Domenech Carine, Kicinski Michal, De Moerloose Barbara, Piette Caroline, Chahla Wadih A, Kornreich Laure, Pasquet Marlène, Uyttebroeck Anne, Theron Alexandre, Poirée Marilyne, Arfeuille Chloé, Bakkus Marleen, Grardel Nathalie, Paillard Catherine, Freycon Claire, Millot Frédéric, Simon Pauline, Philippet Pierre, Pluchart Claire, Suciu Stefan, Rohrlich Pierre, Ferster Alina, Bertrand Yves, Cavé Hélène
Department of Pediatric Hematology-Oncology, Institut d'Hématologie et d'Oncologie Pédiatrique, Hospices Civils de Lyon Université Lyon1 Lyon France.
Department of Statistic EORTC Headquarters Brussels Belgium.
Hemasphere. 2024 Nov 13;8(11):e70025. doi: 10.1002/hem3.70025. eCollection 2024 Nov.
Here, we report the results of the prospective cohort study EORTC-CLG 58081 and compare them to the control arm of the randomized phase 3 trial EORTC-CLG 58951, on which treatment recommendations were built. In both studies, patients aged 1-18 years with negative acute lymphoblastic leukemia of the B-lineage (B-ALL) or T-lineage (T-ALL) were treated using a BFM backbone without cranial irradiation. Similarly to the control arm of 58951, prednisolone (PRED) 60 mg/m/day was used for induction therapy, but a few modifications were made. Dexamethasone (DXM) was used in average-risk 2 (AR2) T-ALL and B-ALL during induction, 10 and 6 mg/m/day, respectively. Leucovorin rescue was delayed to 42 h instead of 36 h after initiation of high-dose methotrexate, and a postconsolidation MRD time point was added to stratify patients. Between 2011 and 2017, 835 patients were prospectively enrolled in the 58081 study. Overall, the 5-year event-free survival (EFS) was 84.8% versus 83.6% (hazard ratio [HR], 0.96 [95% confidence interval [CI]: 0.76-1.21]) for 58081 versus 58951 considered as a control group, respectively, 84.3% versus 84.9% (HR, 1.06 [99% CI: 0.75-1.49]) in B-ALL but 87.3% versus 76.6% (HR, 0.59 [99% CI: 0.28-1.24]) in T-ALL. The comparison between the two studies regarding EFS differed by risk group ( = 0.012). The HR was 2.15 (99% CI: 0.67-6.85) for very low-risk but 0.34 (99% CI: 0.13-0.89) for AR2. The particularly favorable results observed in the T-ALLs and AR2 subgroups suggest the benefit of using DXM in specific patient groups and highlight the importance of risk stratification.

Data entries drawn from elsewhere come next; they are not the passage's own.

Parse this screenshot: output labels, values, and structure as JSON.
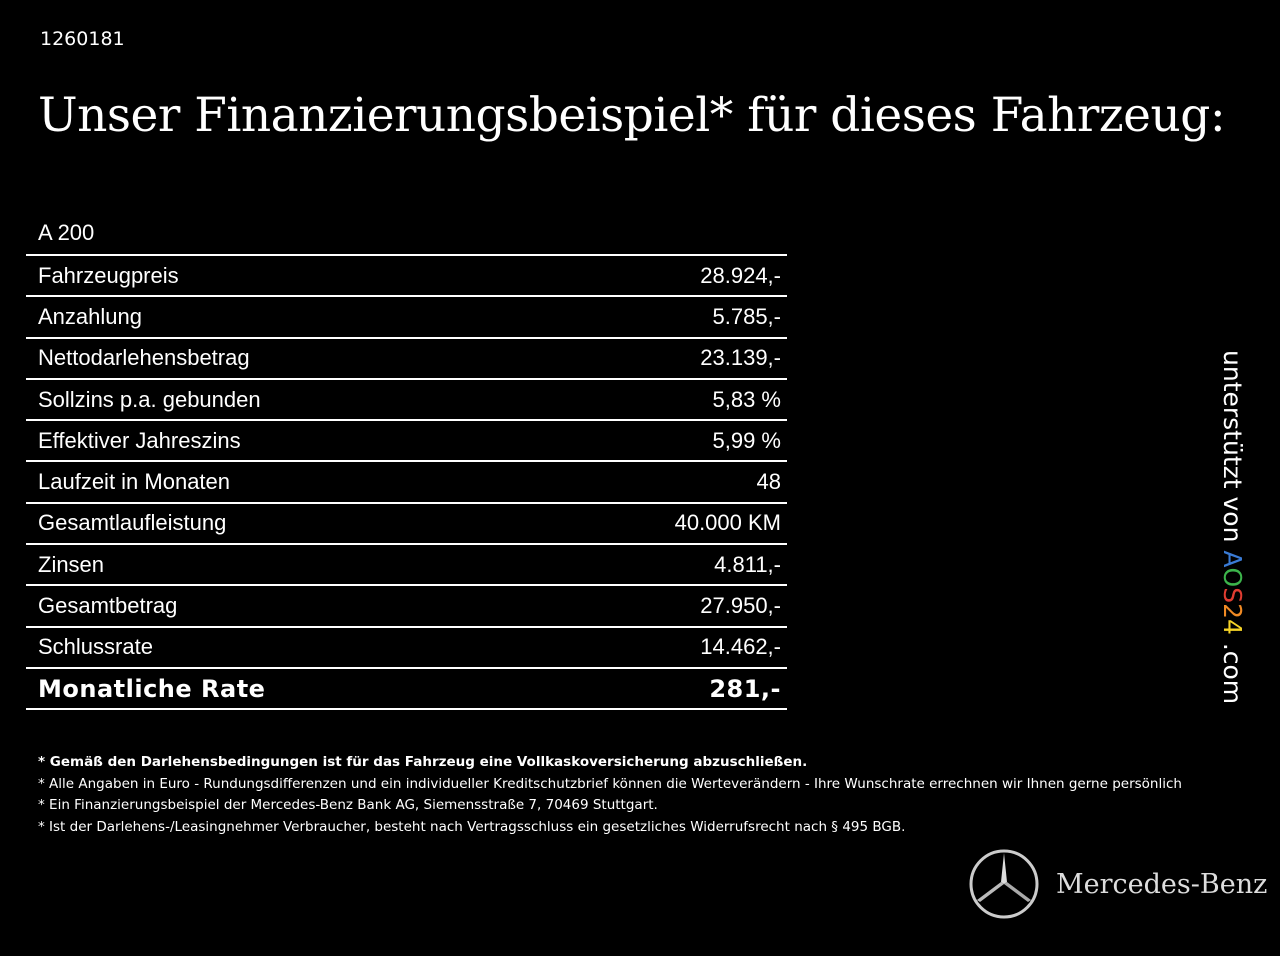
{
  "code": "1260181",
  "title": "Unser Finanzierungsbeispiel* für dieses Fahrzeug:",
  "model": "A 200",
  "rows": [
    {
      "label": "Fahrzeugpreis",
      "value": "28.924,-"
    },
    {
      "label": "Anzahlung",
      "value": "5.785,-"
    },
    {
      "label": "Nettodarlehensbetrag",
      "value": "23.139,-"
    },
    {
      "label": "Sollzins p.a. gebunden",
      "value": "5,83 %"
    },
    {
      "label": "Effektiver Jahreszins",
      "value": "5,99 %"
    },
    {
      "label": "Laufzeit in Monaten",
      "value": "48"
    },
    {
      "label": "Gesamtlaufleistung",
      "value": "40.000 KM"
    },
    {
      "label": "Zinsen",
      "value": "4.811,-"
    },
    {
      "label": "Gesamtbetrag",
      "value": "27.950,-"
    },
    {
      "label": "Schlussrate",
      "value": "14.462,-"
    },
    {
      "label": "Monatliche Rate",
      "value": "281,-"
    }
  ],
  "notes": [
    "* Gemäß den Darlehensbedingungen ist für das Fahrzeug eine Vollkaskoversicherung abzuschließen.",
    "* Alle Angaben in Euro - Rundungsdifferenzen und ein individueller Kreditschutzbrief können die Werteverändern - Ihre Wunschrate errechnen wir Ihnen gerne persönlich",
    "* Ein Finanzierungsbeispiel der Mercedes-Benz Bank AG, Siemensstraße 7, 70469 Stuttgart.",
    "* Ist der Darlehens-/Leasingnehmer Verbraucher, besteht nach Vertragsschluss ein gesetzliches Widerrufsrecht nach § 495 BGB."
  ],
  "side": {
    "prefix": "unterstützt von ",
    "letters": [
      {
        "c": "A",
        "color": "#3a7bd5"
      },
      {
        "c": "O",
        "color": "#3cb44b"
      },
      {
        "c": "S",
        "color": "#e03c31"
      },
      {
        "c": "2",
        "color": "#f08a24"
      },
      {
        "c": "4",
        "color": "#f5d327"
      }
    ],
    "suffix": " .com"
  },
  "brand": {
    "name": "Mercedes-Benz",
    "logo": "mercedes-star-logo"
  }
}
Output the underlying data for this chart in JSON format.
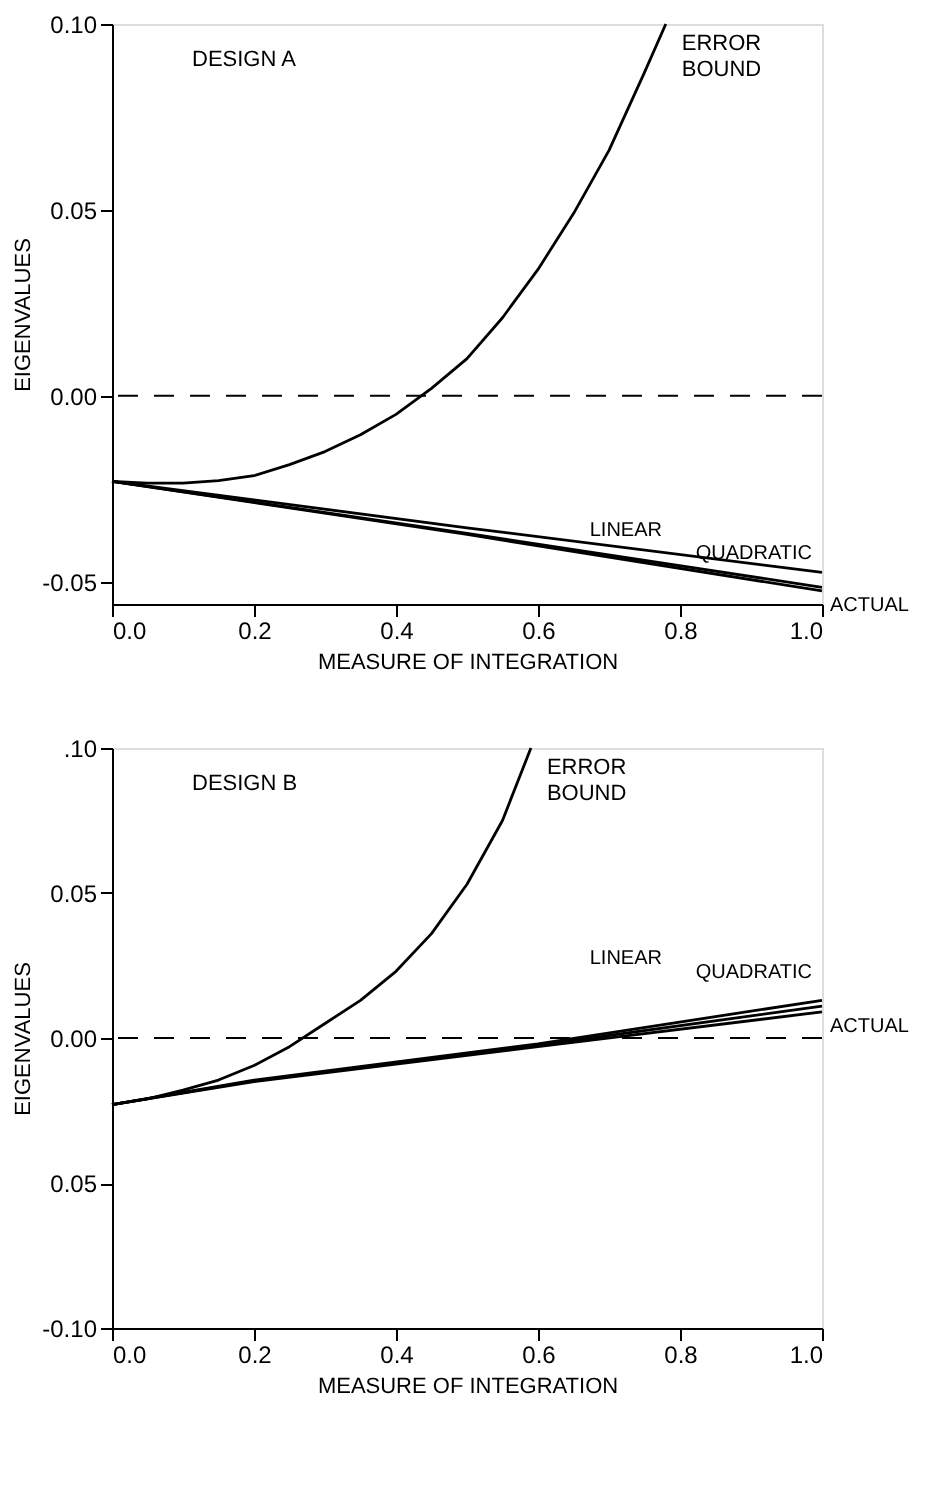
{
  "chart_data": [
    {
      "type": "line",
      "title": "DESIGN A",
      "xlabel": "MEASURE OF INTEGRATION",
      "ylabel": "EIGENVALUES",
      "xlim": [
        0,
        1
      ],
      "ylim": [
        -0.056,
        0.1
      ],
      "xticks": [
        {
          "value": 0,
          "label": "0.0"
        },
        {
          "value": 0.2,
          "label": "0.2"
        },
        {
          "value": 0.4,
          "label": "0.4"
        },
        {
          "value": 0.6,
          "label": "0.6"
        },
        {
          "value": 0.8,
          "label": "0.8"
        },
        {
          "value": 1,
          "label": "1.0"
        }
      ],
      "yticks": [
        {
          "value": -0.05,
          "label": "-0.05"
        },
        {
          "value": 0,
          "label": "0.00"
        },
        {
          "value": 0.05,
          "label": "0.05"
        },
        {
          "value": 0.1,
          "label": "0.10"
        }
      ],
      "grid": false,
      "legend": false,
      "marker": "none",
      "line_style": "solid",
      "series": [
        {
          "name": "ERROR\nBOUND",
          "color": "#000000",
          "x": [
            0,
            0.05,
            0.1,
            0.15,
            0.2,
            0.25,
            0.3,
            0.35,
            0.4,
            0.45,
            0.5,
            0.55,
            0.6,
            0.65,
            0.7,
            0.75,
            0.78
          ],
          "values": [
            -0.023,
            -0.0235,
            -0.0235,
            -0.0228,
            -0.0215,
            -0.0185,
            -0.015,
            -0.0105,
            -0.005,
            0.002,
            0.01,
            0.021,
            0.034,
            0.049,
            0.066,
            0.087,
            0.1
          ]
        },
        {
          "name": "LINEAR",
          "color": "#000000",
          "x": [
            0,
            0.5,
            1
          ],
          "values": [
            -0.023,
            -0.0355,
            -0.0475
          ]
        },
        {
          "name": "QUADRATIC",
          "color": "#000000",
          "x": [
            0,
            0.5,
            1
          ],
          "values": [
            -0.023,
            -0.037,
            -0.0515
          ]
        },
        {
          "name": "ACTUAL",
          "color": "#000000",
          "x": [
            0,
            0.5,
            1
          ],
          "values": [
            -0.023,
            -0.0373,
            -0.0525
          ]
        }
      ],
      "ref_lines": [
        {
          "axis": "y",
          "value": 0,
          "line_style": "dashed",
          "color": "#000000"
        }
      ]
    },
    {
      "type": "line",
      "title": "DESIGN B",
      "xlabel": "MEASURE OF INTEGRATION",
      "ylabel": "EIGENVALUES",
      "xlim": [
        0,
        1
      ],
      "ylim": [
        -0.1,
        0.1
      ],
      "xticks": [
        {
          "value": 0,
          "label": "0.0"
        },
        {
          "value": 0.2,
          "label": "0.2"
        },
        {
          "value": 0.4,
          "label": "0.4"
        },
        {
          "value": 0.6,
          "label": "0.6"
        },
        {
          "value": 0.8,
          "label": "0.8"
        },
        {
          "value": 1,
          "label": "1.0"
        }
      ],
      "yticks": [
        {
          "value": -0.1,
          "label": "-0.10"
        },
        {
          "value": -0.05,
          "label": "0.05"
        },
        {
          "value": 0,
          "label": "0.00"
        },
        {
          "value": 0.05,
          "label": "0.05"
        },
        {
          "value": 0.1,
          "label": ".10"
        }
      ],
      "grid": false,
      "legend": false,
      "marker": "none",
      "line_style": "solid",
      "series": [
        {
          "name": "ERROR\nBOUND",
          "color": "#000000",
          "x": [
            0,
            0.05,
            0.1,
            0.15,
            0.2,
            0.25,
            0.3,
            0.35,
            0.4,
            0.45,
            0.5,
            0.55,
            0.59
          ],
          "values": [
            -0.023,
            -0.021,
            -0.018,
            -0.0145,
            -0.0095,
            -0.003,
            0.005,
            0.013,
            0.023,
            0.036,
            0.053,
            0.075,
            0.1
          ]
        },
        {
          "name": "LINEAR",
          "color": "#000000",
          "x": [
            0,
            0.2,
            0.6,
            1
          ],
          "values": [
            -0.023,
            -0.0145,
            -0.002,
            0.013
          ]
        },
        {
          "name": "QUADRATIC",
          "color": "#000000",
          "x": [
            0,
            0.2,
            0.6,
            1
          ],
          "values": [
            -0.023,
            -0.0148,
            -0.0025,
            0.011
          ]
        },
        {
          "name": "ACTUAL",
          "color": "#000000",
          "x": [
            0,
            0.2,
            0.6,
            1
          ],
          "values": [
            -0.023,
            -0.015,
            -0.003,
            0.009
          ]
        }
      ],
      "ref_lines": [
        {
          "axis": "y",
          "value": 0,
          "line_style": "dashed",
          "color": "#000000"
        }
      ]
    }
  ]
}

在此,我们报告了前瞻性队列研究EORTC-CLG 58081的结果,并将其与随机3期试验EORTC-CLG 58951的对照组进行比较,后者是制定治疗建议的依据。在这两项研究中,年龄在1至18岁、B系(B-ALL)或T系(T-ALL)急性淋巴细胞白血病阴性的患者均采用不含颅脑照射的BFM方案进行治疗。与58951的对照组类似,诱导治疗使用泼尼松龙(PRED)60mg/m²/天,但做了一些调整。诱导期间,中危2(AR2)T-ALL和B-ALL分别使用地塞米松(DXM),剂量为10mg/m²/天和6mg/m²/天。亚叶酸钙解救延迟至高剂量甲氨蝶呤开始后42小时而非36小时,并增加了巩固后微小残留病(MRD)时间点以对患者进行分层。2011年至2017年期间,835例患者前瞻性纳入58081研究。总体而言,58081研究与作为对照组的58951研究相比,5年无事件生存率(EFS)分别为84.8%和83.6%(风险比[HR],0.96[95%置信区间[CI]:0.76 - 1.21]),在B-ALL中分别为84.3%和84.9%(HR,1.06[99%CI:0.75 - 1.49]),但在T-ALL中分别为87.3%和76.6%(HR,0.59[99%CI:0.28 - 1.24])。两项研究在EFS方面的比较因风险组而异(P = 0.012)。极低风险组的HR为2.15(99%CI:0.67 - 6.85),而AR2组为0.34(99%CI:0.13 - 0.89)。在T-ALL和AR2亚组中观察到的特别良好结果表明在特定患者组中使用DXM的益处,并突出了风险分层的重要性。